Global trends in Corporate Governance
Today, Corporate Governance has become the buzzword in boardrooms, academic roundtables and government policy formulation discussions around the world. There is a heightened interest in Corporate Governance in the past few years, primarily due to countries vying to present themselves as investor-friendly destinations.
Recent studies point to the following trends in Corporate Governance around the world:
Growing similarities in governance practices across the globe
Shareholders taking a keen interest in influencing governance change
Governing boards advocating stronger governance practices
Greater focus on environmental, social and governance issues, primarily related to climate change and sustainability
Regional trends in Corporate Governance
As the Gulf Cooperation Council (GCC) countries progress to break traditional barriers and focus on improving depth of cross-border business relations, new codes or guidelines for Corporate Governance are being defined. Companies are enhancing Corporate Governance frameworks and implementing global standards to increase transparency, disclosures and create a favorable business environment for investors.

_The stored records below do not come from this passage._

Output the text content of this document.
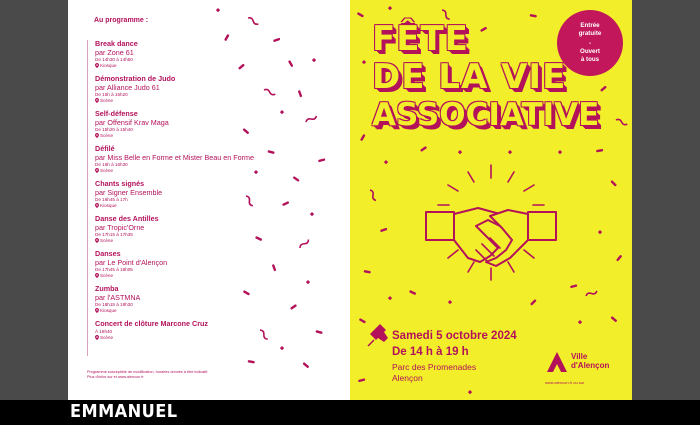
Au programme :
Break dance
par Zone 61
De 14h30 à 14h50
Kiosque
Démonstration de Judo
par Alliance Judo 61
De 15h à 15h20
Scène
Self-défense
par Offensif Krav Maga
De 15h20 à 15h40
Scène
Défilé
par Miss Belle en Forme et Mister Beau en Forme
De 16h à 16h30
Scène
Chants signés
par Signer Ensemble
De 16h45 à 17h
Kiosque
Danse des Antilles
par Tropic'Orne
De 17h15 à 17h35
Scène
Danses
par Le Point d'Alençon
De 17h45 à 18h05
Scène
Zumba
par l'ASTMNA
De 18h15 à 18h30
Kiosque
Concert de clôture Marcone Cruz
À 18h40
Scène
Programme susceptible de modification, horaires donnés à titre indicatif.
Plus d'infos sur et www.alencon.fr
Entrée
gratuite
-
Ouvert
à tous
FÊTE
DE LA VIE
ASSOCIATIVE
Samedi 5 octobre 2024
De 14 h à 19 h
Parc des Promenades
Alençon
Ville
d'Alençon
www.alencon.fr ou sur
EMMANUEL
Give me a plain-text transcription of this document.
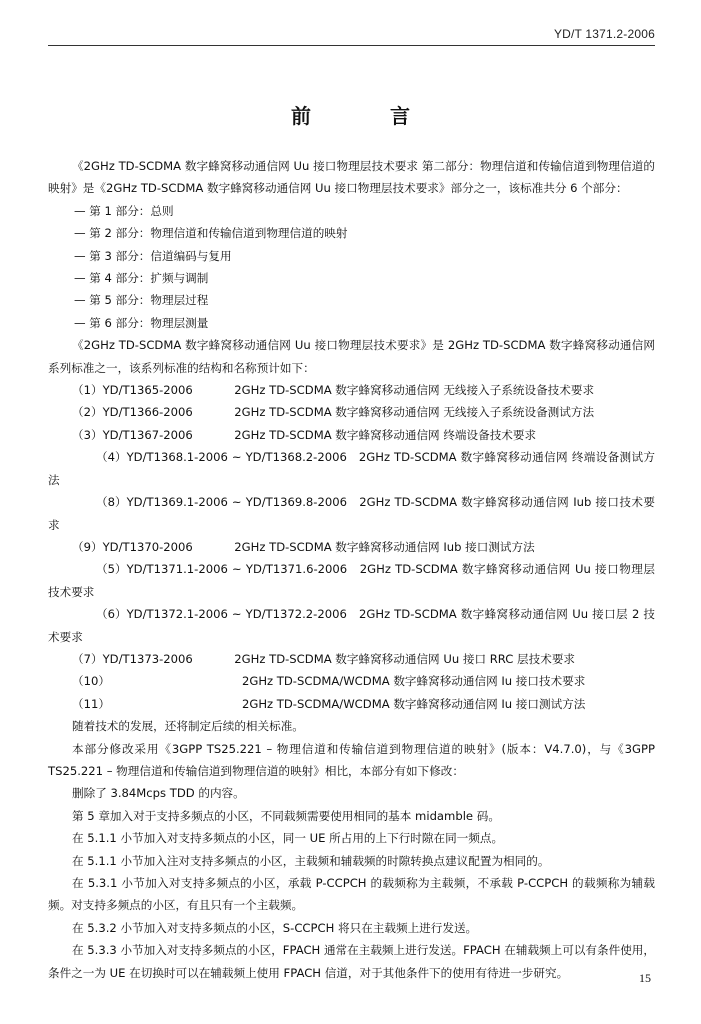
YD/T 1371.2-2006
前 言

《2GHz TD-SCDMA 数字蜂窝移动通信网 Uu 接口物理层技术要求 第二部分：物理信道和传输信道到物理信道的映射》是《2GHz TD-SCDMA 数字蜂窝移动通信网 Uu 接口物理层技术要求》部分之一，该标准共分 6 个部分：

— 第 1 部分：总则

— 第 2 部分：物理信道和传输信道到物理信道的映射

— 第 3 部分：信道编码与复用

— 第 4 部分：扩频与调制

— 第 5 部分：物理层过程

— 第 6 部分：物理层测量

《2GHz TD-SCDMA 数字蜂窝移动通信网 Uu 接口物理层技术要求》是 2GHz TD-SCDMA 数字蜂窝移动通信网系列标准之一，该系列标准的结构和名称预计如下：

（1）YD/T1365-2006	2GHz TD-SCDMA 数字蜂窝移动通信网 无线接入子系统设备技术要求

（2）YD/T1366-2006	2GHz TD-SCDMA 数字蜂窝移动通信网 无线接入子系统设备测试方法

（3）YD/T1367-2006	2GHz TD-SCDMA 数字蜂窝移动通信网 终端设备技术要求

（4）YD/T1368.1-2006 ~ YD/T1368.2-2006 2GHz TD-SCDMA 数字蜂窝移动通信网 终端设备测试方法

（8）YD/T1369.1-2006 ~ YD/T1369.8-2006 2GHz TD-SCDMA 数字蜂窝移动通信网 Iub 接口技术要求

（9）YD/T1370-2006	2GHz TD-SCDMA 数字蜂窝移动通信网 Iub 接口测试方法

（5）YD/T1371.1-2006 ~ YD/T1371.6-2006 2GHz TD-SCDMA 数字蜂窝移动通信网 Uu 接口物理层技术要求

（6）YD/T1372.1-2006 ~ YD/T1372.2-2006 2GHz TD-SCDMA 数字蜂窝移动通信网 Uu 接口层 2 技术要求

（7）YD/T1373-2006	2GHz TD-SCDMA 数字蜂窝移动通信网 Uu 接口 RRC 层技术要求

（10）	2GHz TD-SCDMA/WCDMA 数字蜂窝移动通信网 Iu 接口技术要求

（11）	2GHz TD-SCDMA/WCDMA 数字蜂窝移动通信网 Iu 接口测试方法

随着技术的发展，还将制定后续的相关标准。

本部分修改采用《3GPP TS25.221 – 物理信道和传输信道到物理信道的映射》(版本：V4.7.0)，与《3GPP TS25.221 – 物理信道和传输信道到物理信道的映射》相比，本部分有如下修改：

删除了 3.84Mcps TDD 的内容。

第 5 章加入对于支持多频点的小区，不同载频需要使用相同的基本 midamble 码。

在 5.1.1 小节加入对支持多频点的小区，同一 UE 所占用的上下行时隙在同一频点。

在 5.1.1 小节加入注对支持多频点的小区，主载频和辅载频的时隙转换点建议配置为相同的。

在 5.3.1 小节加入对支持多频点的小区，承载 P-CCPCH 的载频称为主载频，不承载 P-CCPCH 的载频称为辅载频。对支持多频点的小区，有且只有一个主载频。

在 5.3.2 小节加入对支持多频点的小区，S-CCPCH 将只在主载频上进行发送。

在 5.3.3 小节加入对支持多频点的小区，FPACH 通常在主载频上进行发送。FPACH 在辅载频上可以有条件使用，条件之一为 UE 在切换时可以在辅载频上使用 FPACH 信道，对于其他条件下的使用有待进一步研究。	15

The need to embrace robust Corporate Governance frameworks is also highlighted by the fact that nearly 70% of the businesses in the GCC are privately held and/or family-owned enterprises. These businesses are typically characterized by centralized and subjective decision-making and therefore, to compete in an era of inter-connectivity and global businesses, they need to exhibit strategic and operational agility.
These family-owned enterprises also need to address the issue of family governance, which is different from Corporate Governance. Such companies need to increase board independence or establish an advisory board of directors. They should have robust governance policies to separate family concerns from business priorities and establish objective criteria for the participation of family members in the business, whether at junior or executive levels.
As a result of growing awareness and establishing Corporate Governance regulations, a beginning has been made. International investments have increased with more companies willing to establish operations in the GCC and companies in the region are expanding in other developed markets.